Mientras caminaba hacia el vestíbulo de la villa, dijo casualmente.
—El asunto del garaje tenía que resolverse rápidamente; de lo contrario, si no había lugar para aparcar el deportivo dorado esa noche, estaría fallando en sus deberes como mayordomo —El mayordomo de mediana edad hizo una reverencia respetuosa en señal de acuerdo, y Danny asintió a la sirvienta jefa He Qing antes de darse la vuelta para irse.
Necesitaba contactar al servicio de inmediato para que construyeran los garajes lo más rápido posible.
—Después de que el mayordomo de mediana edad se marchara, la sirvienta jefa He Qing siguió respetuosamente tras Chu Mo, esperando sus órdenes.
—Cuando Chu Mo llegó a la entrada del vestíbulo de la villa, Tina, que medía uno setenta y cinco, se inclinó de inmediato para ayudar a Chu Mo a cambiarse de zapatos; esta sirvienta, competente en cuatro idiomas y aprendiendo el quinto, era obediente y sensata.
—Nunca se volvió arrogante por el trato especial que recibía; aunque Chu Mo había arreglado para que dos sirvientas dedicadas cuidaran su vida diaria para que pudiera concentrarse en aprender japonés, Tina nunca se consideró la señora de la casa.
¡Delante de Chu Mo, siempre era tan mansa como un gatito!
—Permitiendo a Tina ayudarle a ponerse las zapatillas, Chu Mo, que había estado fuera de casa por dos días, miró alrededor de la sala de estar de Villa Número Uno Mansión del Emperador llena de varios valiosos antiquísarios, se estiró perezosamente y una sensación de familiaridad lo invadió —Señor Chu, ¿le gustaría tomar un baño?
¡Hemos preparado agua caliente en el baño para usted!
—Mientras la sirvienta jefa He Qing le susurraba al oído, Chu Mo se quitó su reloj Rolex valorado en cientos de millones y se lo entregó a Tina, luego, sintiéndose algo cansado, asintió y dijo.
—Sí —La sirvienta Annie se adelantó de inmediato, extendiendo sus delicadas manos blancas para ayudar a Chu Mo a desatar su corbata.

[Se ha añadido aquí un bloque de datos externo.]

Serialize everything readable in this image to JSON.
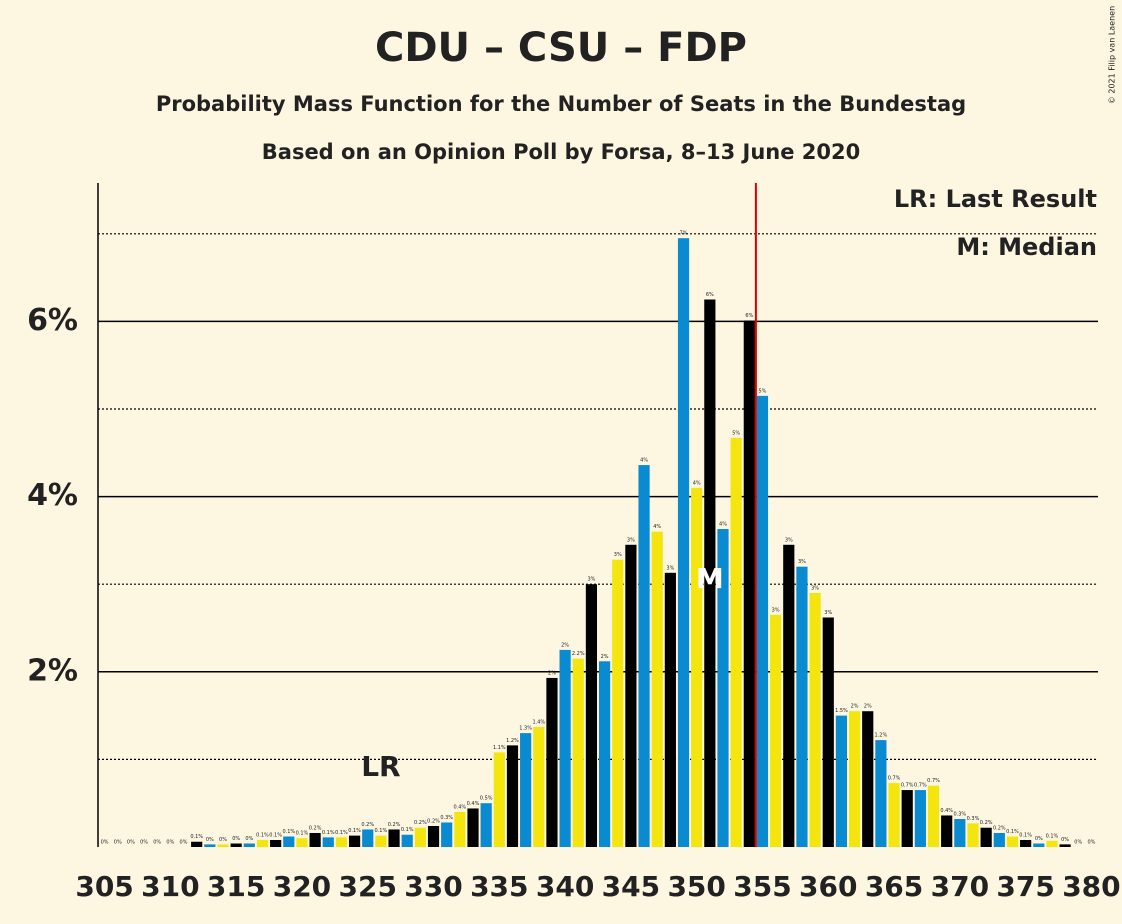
{
  "chart_data": {
    "type": "bar",
    "title": "CDU – CSU – FDP",
    "subtitle": "Probability Mass Function for the Number of Seats in the Bundestag",
    "subtitle2": "Based on an Opinion Poll by Forsa, 8–13 June 2020",
    "credit": "© 2021 Filip van Laenen",
    "legend": [
      "LR: Last Result",
      "M: Median"
    ],
    "x": [
      305,
      306,
      307,
      308,
      309,
      310,
      311,
      312,
      313,
      314,
      315,
      316,
      317,
      318,
      319,
      320,
      321,
      322,
      323,
      324,
      325,
      326,
      327,
      328,
      329,
      330,
      331,
      332,
      333,
      334,
      335,
      336,
      337,
      338,
      339,
      340,
      341,
      342,
      343,
      344,
      345,
      346,
      347,
      348,
      349,
      350,
      351,
      352,
      353,
      354,
      355,
      356,
      357,
      358,
      359,
      360,
      361,
      362,
      363,
      364,
      365,
      366,
      367,
      368,
      369,
      370,
      371,
      372,
      373,
      374,
      375,
      376,
      377,
      378,
      379,
      380
    ],
    "values": [
      0,
      0,
      0,
      0,
      0,
      0,
      0,
      0.06,
      0.03,
      0.03,
      0.04,
      0.04,
      0.08,
      0.08,
      0.12,
      0.1,
      0.16,
      0.11,
      0.11,
      0.13,
      0.2,
      0.13,
      0.2,
      0.14,
      0.22,
      0.24,
      0.28,
      0.4,
      0.44,
      0.5,
      1.08,
      1.16,
      1.3,
      1.37,
      1.93,
      2.25,
      2.15,
      3.0,
      2.12,
      3.28,
      3.45,
      4.36,
      3.6,
      3.13,
      6.95,
      4.1,
      6.25,
      3.63,
      4.67,
      6.01,
      5.15,
      2.65,
      3.45,
      3.2,
      2.9,
      2.62,
      1.5,
      1.55,
      1.55,
      1.22,
      0.73,
      0.65,
      0.65,
      0.7,
      0.36,
      0.32,
      0.27,
      0.22,
      0.16,
      0.12,
      0.08,
      0.04,
      0.07,
      0.03,
      0,
      0
    ],
    "value_labels": [
      "0%",
      "0%",
      "0%",
      "0%",
      "0%",
      "0%",
      "0%",
      "0.1%",
      "0%",
      "0%",
      "0%",
      "0%",
      "0.1%",
      "0.1%",
      "0.1%",
      "0.1%",
      "0.2%",
      "0.1%",
      "0.1%",
      "0.1%",
      "0.2%",
      "0.1%",
      "0.2%",
      "0.1%",
      "0.2%",
      "0.2%",
      "0.3%",
      "0.4%",
      "0.4%",
      "0.5%",
      "1.1%",
      "1.2%",
      "1.3%",
      "1.4%",
      "2%",
      "2%",
      "2.2%",
      "3%",
      "2%",
      "3%",
      "3%",
      "4%",
      "4%",
      "3%",
      "7%",
      "4%",
      "6%",
      "4%",
      "5%",
      "6%",
      "5%",
      "3%",
      "3%",
      "3%",
      "3%",
      "3%",
      "1.5%",
      "2%",
      "2%",
      "1.2%",
      "0.7%",
      "0.7%",
      "0.7%",
      "0.7%",
      "0.4%",
      "0.3%",
      "0.3%",
      "0.2%",
      "0.2%",
      "0.1%",
      "0.1%",
      "0%",
      "0.1%",
      "0%",
      "0%",
      "0%"
    ],
    "color_cycle": [
      "#f5e50e",
      "#000000",
      "#0a8bd1"
    ],
    "xlim": [
      304.5,
      380.5
    ],
    "xticks": [
      305,
      310,
      315,
      320,
      325,
      330,
      335,
      340,
      345,
      350,
      355,
      360,
      365,
      370,
      375,
      380
    ],
    "ylim": [
      0,
      7.58
    ],
    "yticks": [
      {
        "value": 2,
        "label": "2%"
      },
      {
        "value": 4,
        "label": "4%"
      },
      {
        "value": 6,
        "label": "6%"
      }
    ],
    "minor_yticks": [
      1,
      3,
      5,
      7
    ],
    "threshold_x": 354.5,
    "threshold_color": "#e00000",
    "annotations": [
      {
        "text": "LR",
        "x": 326,
        "y": 0.9
      },
      {
        "text": "M",
        "x": 351,
        "y": 3.05
      }
    ]
  }
}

Chu Mo entró al baño de cincuenta metros cuadrados en el primer piso, donde ya había una gran bañera llena de agua caliente, de la cual continuamente se levantaba vapor.
—Con una sirvienta diligente desvistiéndolo y acercándose al borde de la bañera para probar la temperatura del agua, que estaba un poco escaldante, Chu Mo sintió que un poco de calor adicional era realmente mejor dado el clima fresco —Chu Mo se sentó en la bañera, y el calor del agua caliente alejó la fatiga de su cuerpo.

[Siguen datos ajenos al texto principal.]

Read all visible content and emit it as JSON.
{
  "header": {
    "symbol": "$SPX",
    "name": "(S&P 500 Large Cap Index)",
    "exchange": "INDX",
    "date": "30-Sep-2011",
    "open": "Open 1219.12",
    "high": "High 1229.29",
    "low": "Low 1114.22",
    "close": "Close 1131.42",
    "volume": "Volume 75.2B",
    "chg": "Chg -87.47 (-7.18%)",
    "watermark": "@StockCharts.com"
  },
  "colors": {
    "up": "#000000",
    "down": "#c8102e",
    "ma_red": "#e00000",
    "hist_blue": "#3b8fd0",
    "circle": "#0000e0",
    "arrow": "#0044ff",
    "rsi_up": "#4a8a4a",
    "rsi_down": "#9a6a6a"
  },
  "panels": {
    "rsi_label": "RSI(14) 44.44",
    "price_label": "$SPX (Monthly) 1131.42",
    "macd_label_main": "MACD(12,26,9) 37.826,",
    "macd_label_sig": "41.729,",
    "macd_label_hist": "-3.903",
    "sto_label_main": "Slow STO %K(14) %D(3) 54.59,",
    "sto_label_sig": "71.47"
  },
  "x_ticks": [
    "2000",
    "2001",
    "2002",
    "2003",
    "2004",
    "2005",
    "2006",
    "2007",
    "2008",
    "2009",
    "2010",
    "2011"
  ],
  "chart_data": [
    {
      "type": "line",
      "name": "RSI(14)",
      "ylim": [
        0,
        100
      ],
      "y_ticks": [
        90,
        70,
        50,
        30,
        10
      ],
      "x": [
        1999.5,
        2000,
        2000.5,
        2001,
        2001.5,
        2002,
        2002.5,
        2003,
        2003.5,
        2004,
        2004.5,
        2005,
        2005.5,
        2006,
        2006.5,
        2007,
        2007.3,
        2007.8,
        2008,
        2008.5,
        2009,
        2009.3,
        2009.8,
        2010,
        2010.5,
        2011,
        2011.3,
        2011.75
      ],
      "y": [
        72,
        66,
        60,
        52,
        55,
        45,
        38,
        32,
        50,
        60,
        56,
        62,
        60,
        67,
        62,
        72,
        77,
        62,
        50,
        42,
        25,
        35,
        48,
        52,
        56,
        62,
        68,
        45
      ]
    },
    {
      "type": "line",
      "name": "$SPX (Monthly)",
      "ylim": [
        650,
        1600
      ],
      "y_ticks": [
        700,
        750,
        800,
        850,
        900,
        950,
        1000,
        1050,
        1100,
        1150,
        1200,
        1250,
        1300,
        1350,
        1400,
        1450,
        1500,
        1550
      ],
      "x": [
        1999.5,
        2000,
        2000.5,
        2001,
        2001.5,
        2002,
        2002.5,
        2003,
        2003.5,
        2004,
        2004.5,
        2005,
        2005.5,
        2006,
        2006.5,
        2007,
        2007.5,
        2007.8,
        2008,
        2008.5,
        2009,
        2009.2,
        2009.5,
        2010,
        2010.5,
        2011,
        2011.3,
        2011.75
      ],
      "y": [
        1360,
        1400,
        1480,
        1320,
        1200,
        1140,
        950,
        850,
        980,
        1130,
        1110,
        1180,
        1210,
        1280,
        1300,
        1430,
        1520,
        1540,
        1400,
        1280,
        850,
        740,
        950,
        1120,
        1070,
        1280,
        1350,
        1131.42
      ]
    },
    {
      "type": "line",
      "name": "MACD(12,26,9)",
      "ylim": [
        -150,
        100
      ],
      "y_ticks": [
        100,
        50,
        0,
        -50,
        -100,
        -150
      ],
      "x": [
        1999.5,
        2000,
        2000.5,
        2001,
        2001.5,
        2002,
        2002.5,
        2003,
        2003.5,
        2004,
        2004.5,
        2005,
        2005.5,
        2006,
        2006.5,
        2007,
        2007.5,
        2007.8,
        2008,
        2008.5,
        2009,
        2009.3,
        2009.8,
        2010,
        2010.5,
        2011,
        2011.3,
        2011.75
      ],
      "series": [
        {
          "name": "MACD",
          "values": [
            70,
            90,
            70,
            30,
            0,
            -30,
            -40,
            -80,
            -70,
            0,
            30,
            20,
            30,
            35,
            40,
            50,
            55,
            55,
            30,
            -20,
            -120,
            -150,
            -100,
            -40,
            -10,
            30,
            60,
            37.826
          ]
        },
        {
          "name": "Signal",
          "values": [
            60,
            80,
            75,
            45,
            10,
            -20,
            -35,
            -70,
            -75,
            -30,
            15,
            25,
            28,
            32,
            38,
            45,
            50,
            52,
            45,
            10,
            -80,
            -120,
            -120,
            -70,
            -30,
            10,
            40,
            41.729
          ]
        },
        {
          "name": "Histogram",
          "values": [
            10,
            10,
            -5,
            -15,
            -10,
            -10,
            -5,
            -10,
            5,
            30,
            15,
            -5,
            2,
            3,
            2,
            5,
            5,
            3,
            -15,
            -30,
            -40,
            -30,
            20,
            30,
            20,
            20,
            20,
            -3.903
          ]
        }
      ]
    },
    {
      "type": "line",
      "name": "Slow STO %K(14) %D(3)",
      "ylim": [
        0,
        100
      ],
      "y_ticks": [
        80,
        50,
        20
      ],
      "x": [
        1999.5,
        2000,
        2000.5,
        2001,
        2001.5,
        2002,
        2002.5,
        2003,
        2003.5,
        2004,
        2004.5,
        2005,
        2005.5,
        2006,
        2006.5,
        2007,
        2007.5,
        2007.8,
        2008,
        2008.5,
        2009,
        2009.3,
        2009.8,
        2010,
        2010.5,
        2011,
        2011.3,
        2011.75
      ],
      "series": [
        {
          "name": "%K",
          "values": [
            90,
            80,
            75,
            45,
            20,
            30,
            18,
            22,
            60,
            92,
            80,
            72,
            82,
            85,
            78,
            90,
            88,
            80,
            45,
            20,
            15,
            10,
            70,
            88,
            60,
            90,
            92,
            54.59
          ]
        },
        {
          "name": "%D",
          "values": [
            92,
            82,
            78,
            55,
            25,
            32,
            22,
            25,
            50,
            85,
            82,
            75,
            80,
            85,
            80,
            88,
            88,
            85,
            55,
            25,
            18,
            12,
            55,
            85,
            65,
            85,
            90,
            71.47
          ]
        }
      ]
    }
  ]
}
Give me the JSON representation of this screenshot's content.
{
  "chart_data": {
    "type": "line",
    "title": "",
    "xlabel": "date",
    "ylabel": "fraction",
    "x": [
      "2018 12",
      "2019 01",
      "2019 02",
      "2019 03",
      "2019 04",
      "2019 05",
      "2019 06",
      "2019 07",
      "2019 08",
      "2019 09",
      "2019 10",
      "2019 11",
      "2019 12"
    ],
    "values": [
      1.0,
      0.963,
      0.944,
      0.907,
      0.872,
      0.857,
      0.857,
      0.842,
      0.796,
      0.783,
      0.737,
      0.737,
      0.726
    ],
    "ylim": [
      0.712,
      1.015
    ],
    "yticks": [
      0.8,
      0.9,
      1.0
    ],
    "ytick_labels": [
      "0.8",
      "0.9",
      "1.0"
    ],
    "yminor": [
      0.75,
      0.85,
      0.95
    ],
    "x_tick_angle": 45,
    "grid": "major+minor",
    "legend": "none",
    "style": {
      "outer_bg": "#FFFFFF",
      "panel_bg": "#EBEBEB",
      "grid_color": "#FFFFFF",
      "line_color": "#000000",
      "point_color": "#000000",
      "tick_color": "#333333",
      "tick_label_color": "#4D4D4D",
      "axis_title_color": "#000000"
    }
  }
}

Justo cuando se sentía completamente cómodo, la puerta del baño se abrió y una voz clara resonó suavemente.
—Señor Chu, ¿puedo ayudarlo a frotarse la espalda?
—El baño se llenaba de vapor y Chu Mo no podía ver claramente quién estaba en la puerta, pero por la voz, parecía ser una de las sirvientas.
—Él asintió levemente, y luego desde el rabillo del ojo, vio la hermosa figura desnuda de la sirvienta acercándose silenciosamente a su lado.